Review Halitor the Hero
Sixteen-year-old Halitor was supposed to be on his way to becoming a Hero, according to the very-important manual, The Hero’s Guide to Battles, Rescues, and the Slaying of Monsters. But he is such a mistake-prone and girl-shy klutz that his master sacks him at a most inconvenient time, leaving poor Halitor stuck as the kitchen help at an inn in the middle of nowhere. There, he meets the determined and NOT-shy Melly, the kitchen maid, who demands that he teach her what he knows about sword fighting and Hero-ing so she can escape. So begins an adventure that stumbles across giants, bandits, dragons, and a battle to save a kingdom.
I had the opportunity to review an advance e-copy of Halitor the Hero, a fun, quick read, great for ages 8 to 11. The pace was good, the characters had great interaction—often humorously. While I felt sorry for Halitor most of the time, I couldn’t help laughing at the well-played humor brought out by his mishaps. There is enough misfortunate adventure to make Don Quixote proud. The characters felt much younger than their ages, so, even though we’re following fifteen and sixteen year olds, the story is suitable for a middle-grade audience.

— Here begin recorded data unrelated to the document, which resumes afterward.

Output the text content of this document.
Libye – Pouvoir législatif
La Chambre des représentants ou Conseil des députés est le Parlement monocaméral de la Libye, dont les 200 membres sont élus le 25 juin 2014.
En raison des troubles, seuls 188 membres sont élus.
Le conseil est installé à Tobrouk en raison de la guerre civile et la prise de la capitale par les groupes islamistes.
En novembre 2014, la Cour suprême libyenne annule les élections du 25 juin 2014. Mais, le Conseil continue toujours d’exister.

There are a couple of nondescript references to concern about physical situations—which make adults think rape—and which I felt wasn’t fit for the intended young audience (thus a 4 stars instead 5 stars), but there is nothing graphic or even explained, and most readers will probably pass it over without remotely getting the significance.
As a fun, traditional fantasy adventure, Halitor the Hero sits perfectly alongside books like The Hobbit, The Horse and His Boy, and Igraine the Brave, and can be enjoyed by both boy and girl readers.